Eski süperstar Elizabeth Holmes'un davası başladı
Elizabeth Holmes, 2003 yılında Theranos'u kurmak için yalnızca 19 yaşında ABD'nin seçkin Stanford Üniversitesi'nden ayrılmıştı. Vaat: Birkaç damla kan ve onların teknolojisiyle, kanser ve HIV de dahil olmak üzere düzinelerce hastalık teşhis edilebilirdi - bu, çok daha hızlı ve geleneksel laboratuvarlardan daha ucuzdur. Ancak duyurunun büyük bir blöf olduğu ortaya çıktı. Bu sebeple eski süperstar Holmes'un davası başladı.
Başlangıçta güvenli bir bahis gibi görünüyordu: Eski ABD Dışişleri Bakanı Henry Kissinger ve daha sonra Savunma Bakanı James Mattis gibi siyasi devler yönetim kurulu pozisyonlarını devralırken, medya patronu Rupert Murdoch milyonlarca yatırım yaptı. Forbes dergisi, 2014 yılında Holmes'un servetini 3,6 milyar dolar olarak tahmin etti. Bu onu servetini miras almayan en genç milyarder yaptı.
Karizmatik şirket kurucusu bir vizyoner olarak selamlandı ve Apple kurucusu
Steve Jobs ile karşılaştırıldı. Dik tırmanışı muhteşem bir kaza izledi: 2015'te "Wall Street Journal" tarafından hazırlanan bir araştırma raporu, Theranos'un teknolojisi hakkında ciddi şüpheler uyandırdı. Holmes başlangıçta tüm iddiaları inatla reddetse bile, kağıttan evi bocalamaya devam etti. Bir dizi başka açıklayıcı makale sonunda sözde başarı öyküsünün bir aldatmaca olduğunu ortaya çıkardı. Aslında Theranos'un iddia ettiği yenilikler işe yaramadı; bunun yerine, şirket görünüşe göre gizlice geleneksel test yöntemlerini kullandı. Bunu 2018'de dolandırıcılık suçlamaları izledi.
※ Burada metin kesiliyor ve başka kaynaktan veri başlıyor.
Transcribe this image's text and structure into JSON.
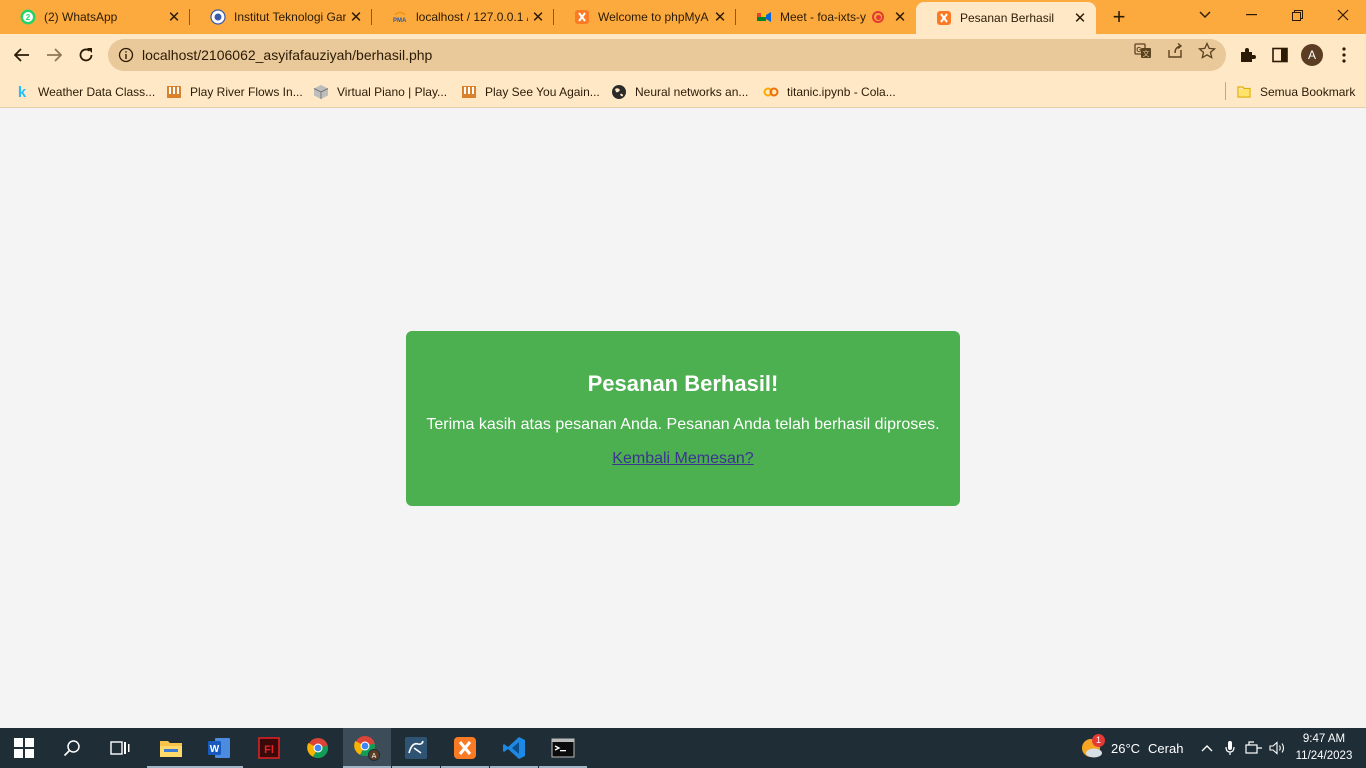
{
  "browser": {
    "tabs": [
      {
        "title": "(2) WhatsApp",
        "icon": "whatsapp-icon",
        "badge": "2"
      },
      {
        "title": "Institut Teknologi Gar",
        "icon": "itg-logo-icon"
      },
      {
        "title": "localhost / 127.0.0.1 /",
        "icon": "phpmyadmin-icon"
      },
      {
        "title": "Welcome to phpMyA",
        "icon": "xampp-icon"
      },
      {
        "title": "Meet - foa-ixts-y",
        "icon": "google-meet-icon"
      },
      {
        "title": "Pesanan Berhasil",
        "icon": "xampp-icon"
      }
    ],
    "url": "localhost/2106062_asyifafauziyah/berhasil.php",
    "profile_initial": "A",
    "bookmarks": [
      {
        "label": "Weather Data Class...",
        "icon": "kaggle-icon"
      },
      {
        "label": "Play River Flows In...",
        "icon": "piano-icon"
      },
      {
        "label": "Virtual Piano | Play...",
        "icon": "cube-icon"
      },
      {
        "label": "Play See You Again...",
        "icon": "piano-icon"
      },
      {
        "label": "Neural networks an...",
        "icon": "globe-icon"
      },
      {
        "label": "titanic.ipynb - Cola...",
        "icon": "colab-icon"
      }
    ],
    "all_bookmarks_label": "Semua Bookmark"
  },
  "page": {
    "heading": "Pesanan Berhasil!",
    "message": "Terima kasih atas pesanan Anda. Pesanan Anda telah berhasil diproses.",
    "link_label": "Kembali Memesan?"
  },
  "taskbar": {
    "weather_temp": "26°C",
    "weather_desc": "Cerah",
    "weather_badge": "1",
    "time": "9:47 AM",
    "date": "11/24/2023"
  },
  "colors": {
    "tab_strip": "#fcaa3d",
    "toolbar": "#ffe8c6",
    "card_green": "#4caf50",
    "link": "#3b3590",
    "taskbar": "#1f2d36"
  }
}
Savcılar, Holmes'un cihazların çalışmadığını bildiğini iddia ediyor. Ve yatırımcılara, doktorlara ve hastalara yalan söyledi. Suçu, birden fazla dolandırıcılık ve dolandırıcılık yapmak için komplo kurmaktır.
Bu tür davalarda uzmanlaşmış
avukat Jason Mehta, Theranos davasının hiçbir şekilde en büyük sağlık dolandırıcılığı davası olmadığını söylüyor. "Ancak medyanın ilgisi ve alakası açısından, kesinlikle son on yıldaki en büyük vakalardan biri” dedi.